Solitonic Solutions of the One-Dimensional Harmonically Trapped Repulsive Bose-Einstein Condensate via Neural Network Quantum States

TL;DR

This paper uses neural network quantum states to find and analyze bright, double bright, and dark solitons in a one-dimensional Bose-Einstein condensate, demonstrating the method's effectiveness in nonlinear wave systems.

Contribution

The study introduces a neural network quantum state approach to identify and verify solitonic solutions in a trapped Bose-Einstein condensate, highlighting its potential for exploring nonlinear phenomena.

Findings

Identified bright, double bright, and dark solitons in the system.

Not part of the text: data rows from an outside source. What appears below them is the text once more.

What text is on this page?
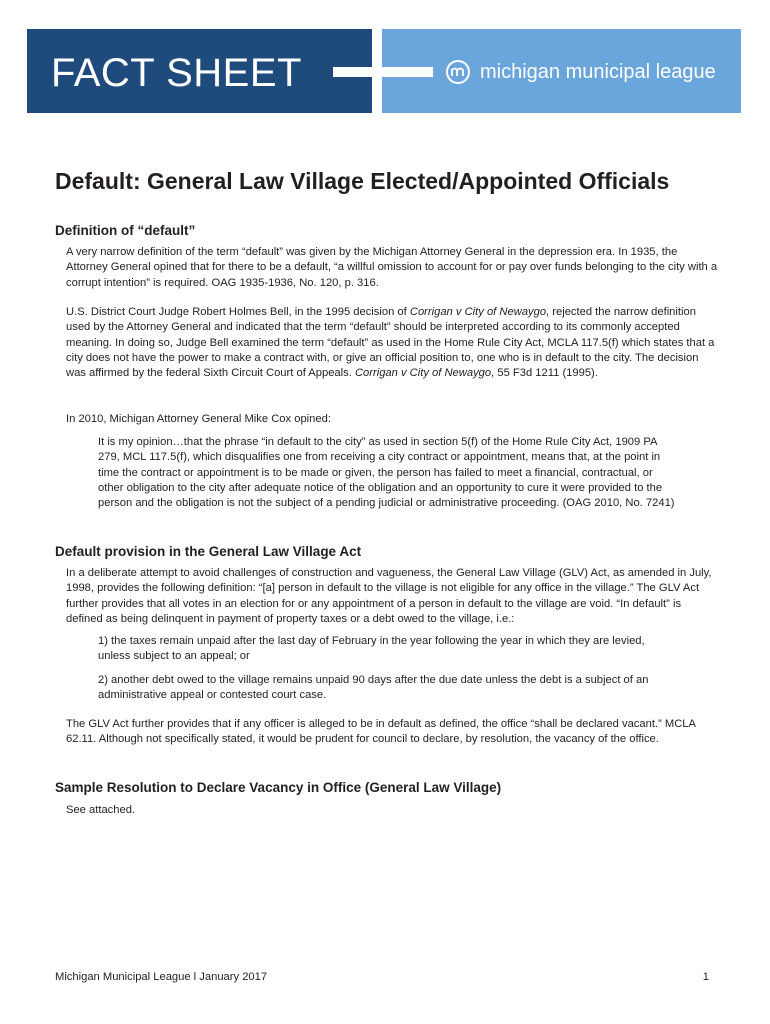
FACT SHEET	michigan municipal league
Default: General Law Village Elected/Appointed Officials
Definition of “default”

A very narrow definition of the term “default” was given by the Michigan Attorney General in the depression era. In 1935, the Attorney General opined that for there to be a default, “a willful omission to account for or pay over funds belonging to the city with a corrupt intention” is required. OAG 1935-1936, No. 120, p. 316.

U.S. District Court Judge Robert Holmes Bell, in the 1995 decision of Corrigan v City of Newaygo, rejected the narrow definition used by the Attorney General and indicated that the term “default” should be interpreted according to its commonly accepted meaning. In doing so, Judge Bell examined the term “default” as used in the Home Rule City Act, MCLA 117.5(f) which states that a city does not have the power to make a contract with, or give an official position to, one who is in default to the city. The decision was affirmed by the federal Sixth Circuit Court of Appeals. Corrigan v City of Newaygo, 55 F3d 1211 (1995).

In 2010, Michigan Attorney General Mike Cox opined:

It is my opinion…that the phrase “in default to the city” as used in section 5(f) of the Home Rule City Act, 1909 PA 279, MCL 117.5(f), which disqualifies one from receiving a city contract or appointment, means that, at the point in time the contract or appointment is to be made or given, the person has failed to meet a financial, contractual, or other obligation to the city after adequate notice of the obligation and an opportunity to cure it were provided to the person and the obligation is not the subject of a pending judicial or administrative proceeding. (OAG 2010, No. 7241)

Default provision in the General Law Village Act

In a deliberate attempt to avoid challenges of construction and vagueness, the General Law Village (GLV) Act, as amended in July, 1998, provides the following definition: “[a] person in default to the village is not eligible for any office in the village.” The GLV Act further provides that all votes in an election for or any appointment of a person in default to the village are void. “In default” is defined as being delinquent in payment of property taxes or a debt owed to the village, i.e.:

1) the taxes remain unpaid after the last day of February in the year following the year in which they are levied, unless subject to an appeal; or

2) another debt owed to the village remains unpaid 90 days after the due date unless the debt is a subject of an administrative appeal or contested court case.

The GLV Act further provides that if any officer is alleged to be in default as defined, the office “shall be declared vacant.” MCLA 62.11. Although not specifically stated, it would be prudent for council to declare, by resolution, the vacancy of the office.

Sample Resolution to Declare Vacancy in Office (General Law Village)

See attached.

Michigan Municipal League l January 2017	1
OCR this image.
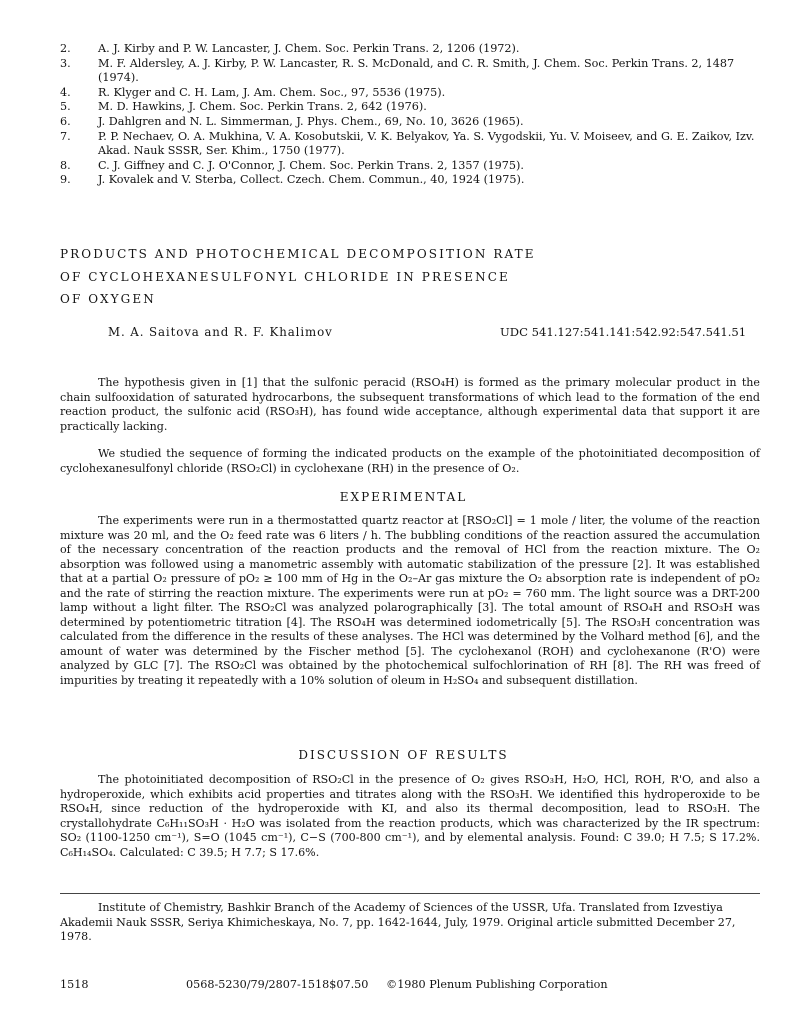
2.	A. J. Kirby and P. W. Lancaster, J. Chem. Soc. Perkin Trans. 2, 1206 (1972).
3.	M. F. Aldersley, A. J. Kirby, P. W. Lancaster, R. S. McDonald, and C. R. Smith, J. Chem. Soc. Perkin Trans. 2, 1487 (1974).
4.	R. Klyger and C. H. Lam, J. Am. Chem. Soc., 97, 5536 (1975).
5.	M. D. Hawkins, J. Chem. Soc. Perkin Trans. 2, 642 (1976).
6.	J. Dahlgren and N. L. Simmerman, J. Phys. Chem., 69, No. 10, 3626 (1965).
7.	P. P. Nechaev, O. A. Mukhina, V. A. Kosobutskii, V. K. Belyakov, Ya. S. Vygodskii, Yu. V. Moiseev, and G. E. Zaikov, Izv. Akad. Nauk SSSR, Ser. Khim., 1750 (1977).
8.	C. J. Giffney and C. J. O'Connor, J. Chem. Soc. Perkin Trans. 2, 1357 (1975).
9.	J. Kovalek and V. Sterba, Collect. Czech. Chem. Commun., 40, 1924 (1975).
PRODUCTS AND PHOTOCHEMICAL DECOMPOSITION RATE
OF CYCLOHEXANESULFONYL CHLORIDE IN PRESENCE
OF OXYGEN
M. A. Saitova and R. F. Khalimov	UDC 541.127:541.141:542.92:547.541.51
The hypothesis given in [1] that the sulfonic peracid (RSO₄H) is formed as the primary molecular product in the chain sulfooxidation of saturated hydrocarbons, the subsequent transformations of which lead to the formation of the end reaction product, the sulfonic acid (RSO₃H), has found wide acceptance, although experimental data that support it are practically lacking.
We studied the sequence of forming the indicated products on the example of the photoinitiated decomposition of cyclohexanesulfonyl chloride (RSO₂Cl) in cyclohexane (RH) in the presence of O₂.
EXPERIMENTAL
The experiments were run in a thermostatted quartz reactor at [RSO₂Cl] = 1 mole / liter, the volume of the reaction mixture was 20 ml, and the O₂ feed rate was 6 liters / h. The bubbling conditions of the reaction assured the accumulation of the necessary concentration of the reaction products and the removal of HCl from the reaction mixture. The O₂ absorption was followed using a manometric assembly with automatic stabilization of the pressure [2]. It was established that at a partial O₂ pressure of pO₂ ≥ 100 mm of Hg in the O₂–Ar gas mixture the O₂ absorption rate is independent of pO₂ and the rate of stirring the reaction mixture. The experiments were run at pO₂ = 760 mm. The light source was a DRT-200 lamp without a light filter. The RSO₂Cl was analyzed polarographically [3]. The total amount of RSO₄H and RSO₃H was determined by potentiometric titration [4]. The RSO₄H was determined iodometrically [5]. The RSO₃H concentration was calculated from the difference in the results of these analyses. The HCl was determined by the Volhard method [6], and the amount of water was determined by the Fischer method [5]. The cyclohexanol (ROH) and cyclohexanone (R'O) were analyzed by GLC [7]. The RSO₂Cl was obtained by the photochemical sulfochlorination of RH [8]. The RH was freed of impurities by treating it repeatedly with a 10% solution of oleum in H₂SO₄ and subsequent distillation.
DISCUSSION OF RESULTS
The photoinitiated decomposition of RSO₂Cl in the presence of O₂ gives RSO₃H, H₂O, HCl, ROH, R'O, and also a hydroperoxide, which exhibits acid properties and titrates along with the RSO₃H. We identified this hydroperoxide to be RSO₄H, since reduction of the hydroperoxide with KI, and also its thermal decomposition, lead to RSO₃H. The crystallohydrate C₆H₁₁SO₃H · H₂O was isolated from the reaction products, which was characterized by the IR spectrum: SO₂ (1100-1250 cm⁻¹), S=O (1045 cm⁻¹), C−S (700-800 cm⁻¹), and by elemental analysis. Found: C 39.0; H 7.5; S 17.2%. C₆H₁₄SO₄. Calculated: C 39.5; H 7.7; S 17.6%.
Institute of Chemistry, Bashkir Branch of the Academy of Sciences of the USSR, Ufa. Translated from Izvestiya Akademii Nauk SSSR, Seriya Khimicheskaya, No. 7, pp. 1642-1644, July, 1979. Original article submitted December 27, 1978.
1518	0568-5230/79/2807-1518$07.50 ©1980 Plenum Publishing Corporation
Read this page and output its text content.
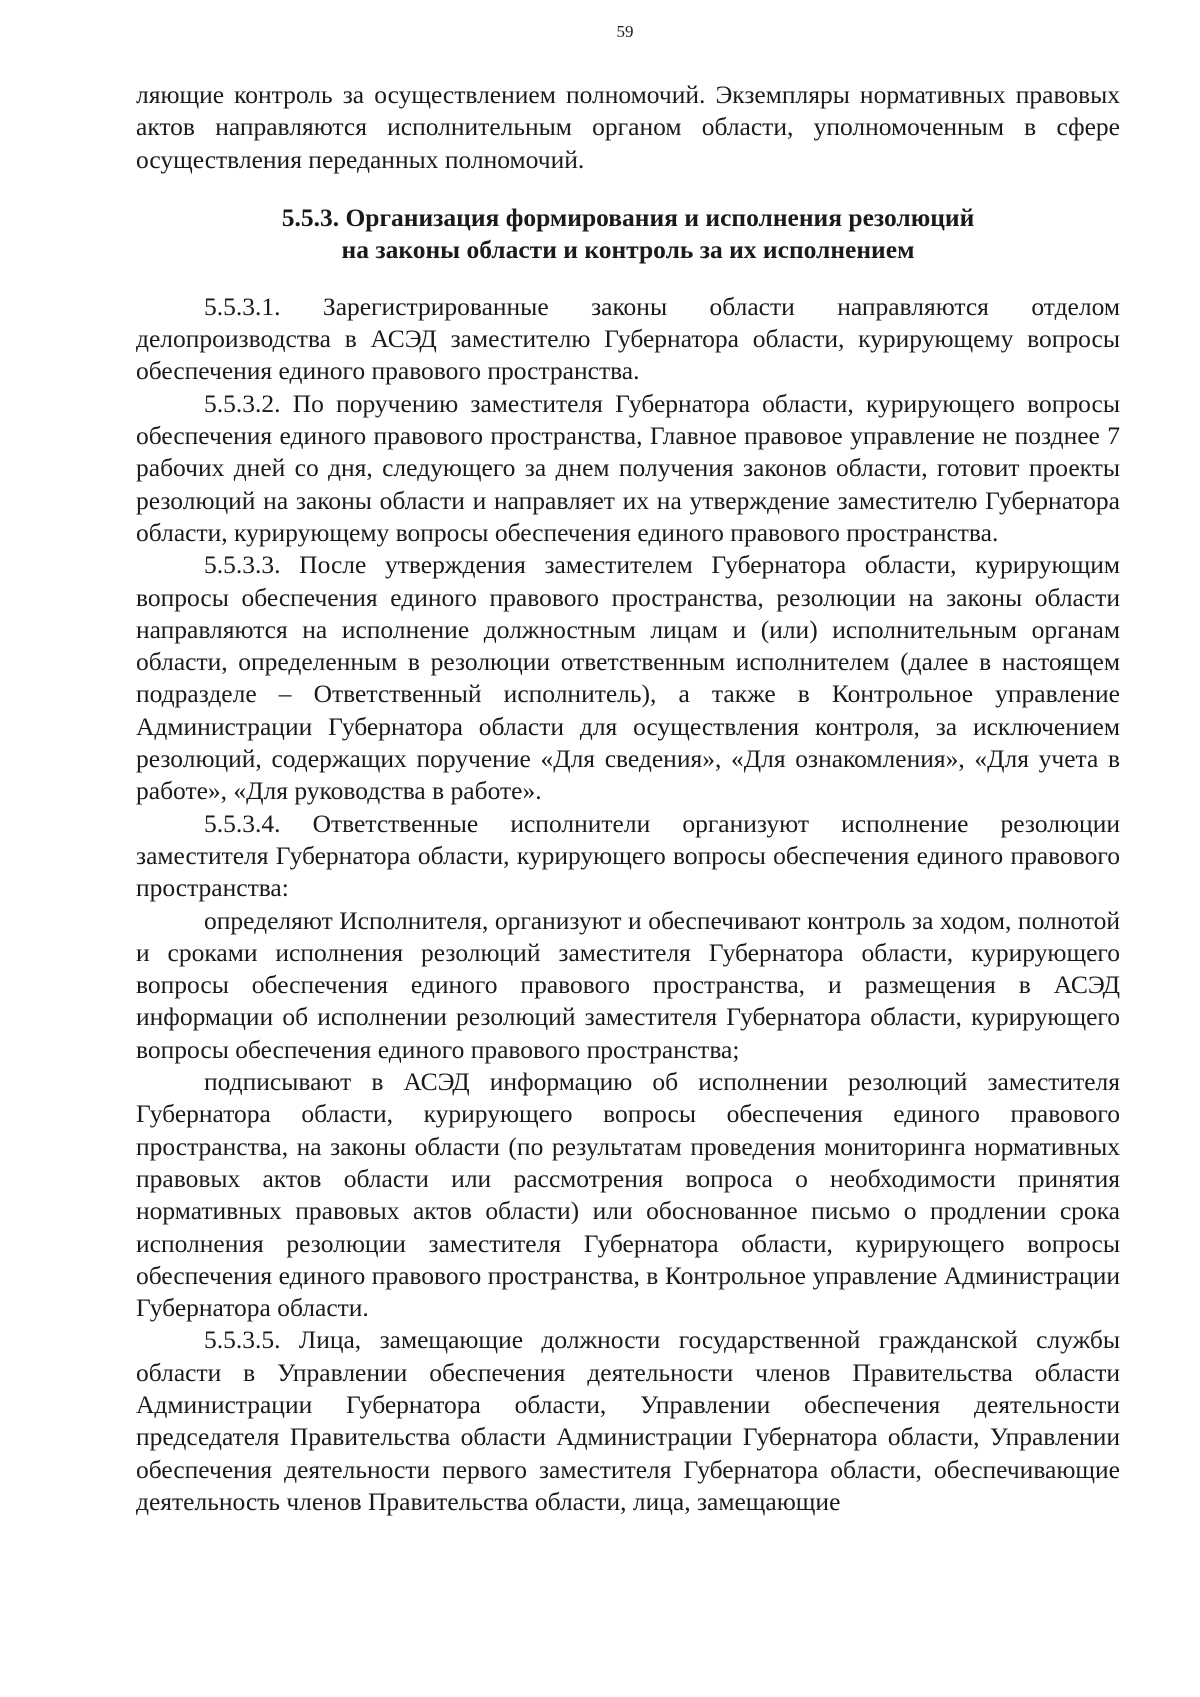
59

ляющие контроль за осуществлением полномочий. Экземпляры нормативных правовых актов направляются исполнительным органом области, уполномоченным в сфере осуществления переданных полномочий.

5.5.3. Организация формирования и исполнения резолюций
на законы области и контроль за их исполнением

5.5.3.1. Зарегистрированные законы области направляются отделом делопроизводства в АСЭД заместителю Губернатора области, курирующему вопросы обеспечения единого правового пространства.

5.5.3.2. По поручению заместителя Губернатора области, курирующего вопросы обеспечения единого правового пространства, Главное правовое управление не позднее 7 рабочих дней со дня, следующего за днем получения законов области, готовит проекты резолюций на законы области и направляет их на утверждение заместителю Губернатора области, курирующему вопросы обеспечения единого правового пространства.

5.5.3.3. После утверждения заместителем Губернатора области, курирующим вопросы обеспечения единого правового пространства, резолюции на законы области направляются на исполнение должностным лицам и (или) исполнительным органам области, определенным в резолюции ответственным исполнителем (далее в настоящем подразделе – Ответственный исполнитель), а также в Контрольное управление Администрации Губернатора области для осуществления контроля, за исключением резолюций, содержащих поручение «Для сведения», «Для ознакомления», «Для учета в работе», «Для руководства в работе».

5.5.3.4. Ответственные исполнители организуют исполнение резолюции заместителя Губернатора области, курирующего вопросы обеспечения единого правового пространства:

определяют Исполнителя, организуют и обеспечивают контроль за ходом, полнотой и сроками исполнения резолюций заместителя Губернатора области, курирующего вопросы обеспечения единого правового пространства, и размещения в АСЭД информации об исполнении резолюций заместителя Губернатора области, курирующего вопросы обеспечения единого правового пространства;

подписывают в АСЭД информацию об исполнении резолюций заместителя Губернатора области, курирующего вопросы обеспечения единого правового пространства, на законы области (по результатам проведения мониторинга нормативных правовых актов области или рассмотрения вопроса о необходимости принятия нормативных правовых актов области) или обоснованное письмо о продлении срока исполнения резолюции заместителя Губернатора области, курирующего вопросы обеспечения единого правового пространства, в Контрольное управление Администрации Губернатора области.

5.5.3.5. Лица, замещающие должности государственной гражданской службы области в Управлении обеспечения деятельности членов Правительства области Администрации Губернатора области, Управлении обеспечения деятельности председателя Правительства области Администрации Губернатора области, Управлении обеспечения деятельности первого заместителя Губернатора области, обеспечивающие деятельность членов Правительства области, лица, замещающие
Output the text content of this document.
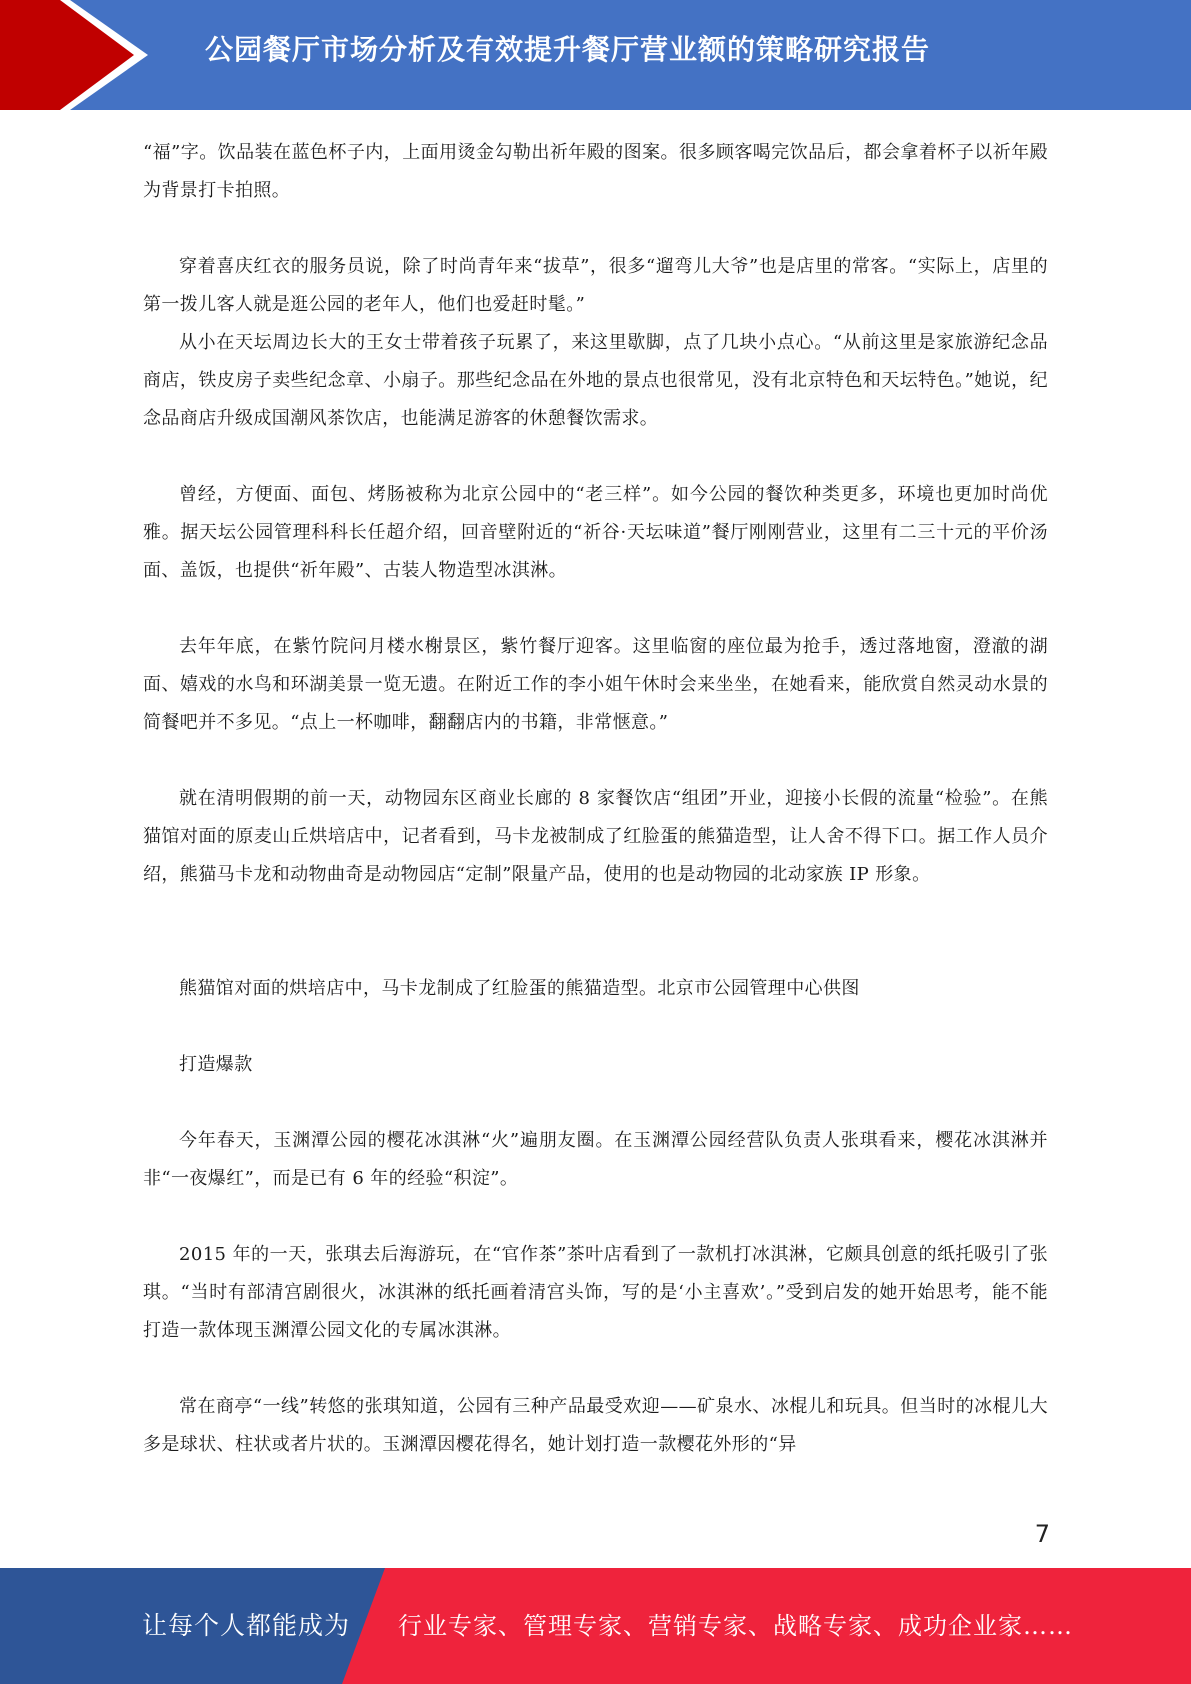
公园餐厅市场分析及有效提升餐厅营业额的策略研究报告

“福”字。饮品装在蓝色杯子内，上面用烫金勾勒出祈年殿的图案。很多顾客喝完饮品后，都会拿着杯子以祈年殿为背景打卡拍照。

穿着喜庆红衣的服务员说，除了时尚青年来“拔草”，很多“遛弯儿大爷”也是店里的常客。“实际上，店里的第一拨儿客人就是逛公园的老年人，他们也爱赶时髦。”

从小在天坛周边长大的王女士带着孩子玩累了，来这里歇脚，点了几块小点心。“从前这里是家旅游纪念品商店，铁皮房子卖些纪念章、小扇子。那些纪念品在外地的景点也很常见，没有北京特色和天坛特色。”她说，纪念品商店升级成国潮风茶饮店，也能满足游客的休憩餐饮需求。

曾经，方便面、面包、烤肠被称为北京公园中的“老三样”。如今公园的餐饮种类更多，环境也更加时尚优雅。据天坛公园管理科科长任超介绍，回音壁附近的“祈谷·天坛味道”餐厅刚刚营业，这里有二三十元的平价汤面、盖饭，也提供“祈年殿”、古装人物造型冰淇淋。

去年年底，在紫竹院问月楼水榭景区，紫竹餐厅迎客。这里临窗的座位最为抢手，透过落地窗，澄澈的湖面、嬉戏的水鸟和环湖美景一览无遗。在附近工作的李小姐午休时会来坐坐，在她看来，能欣赏自然灵动水景的简餐吧并不多见。“点上一杯咖啡，翻翻店内的书籍，非常惬意。”

就在清明假期的前一天，动物园东区商业长廊的 8 家餐饮店“组团”开业，迎接小长假的流量“检验”。在熊猫馆对面的原麦山丘烘培店中，记者看到，马卡龙被制成了红脸蛋的熊猫造型，让人舍不得下口。据工作人员介绍，熊猫马卡龙和动物曲奇是动物园店“定制”限量产品，使用的也是动物园的北动家族 IP 形象。

熊猫馆对面的烘培店中，马卡龙制成了红脸蛋的熊猫造型。北京市公园管理中心供图

打造爆款

今年春天，玉渊潭公园的樱花冰淇淋“火”遍朋友圈。在玉渊潭公园经营队负责人张琪看来，樱花冰淇淋并非“一夜爆红”，而是已有 6 年的经验“积淀”。

2015 年的一天，张琪去后海游玩，在“官作茶”茶叶店看到了一款机打冰淇淋，它颇具创意的纸托吸引了张琪。“当时有部清宫剧很火，冰淇淋的纸托画着清宫头饰，写的是‘小主喜欢’。”受到启发的她开始思考，能不能打造一款体现玉渊潭公园文化的专属冰淇淋。

常在商亭“一线”转悠的张琪知道，公园有三种产品最受欢迎——矿泉水、冰棍儿和玩具。但当时的冰棍儿大多是球状、柱状或者片状的。玉渊潭因樱花得名，她计划打造一款樱花外形的“异

7
让每个人都能成为 行业专家、管理专家、营销专家、战略专家、成功企业家……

Confirmed orbital stability of the solitons through perturbation analysis.

Showed NNQS effectively finds coherent structures in nonlinear wave equations.

Abstract

We demonstrate the existence of bright solitons in a repulsively interacting, harmonically trapped quasi-one-dimensional Bose-Einstein condensate described by the Gross-Pitaevskii equation. Using a neural-network quantum state (NNQS) approach, we parametrize the initial wavefunction and optimize it to find solutions that recur after one trap period, effectively balancing repulsion with trap-induced attraction. Aside from the bright solitonic solution, we also report double bright and dark soliton states. Perturbing the initial state with multiplicative phase and amplitude noise confirms that these periodic orbits are orbitally stable. Our results indicate that NNQS provides a powerful framework for uncovering coherent structures in nonlinear wave systems.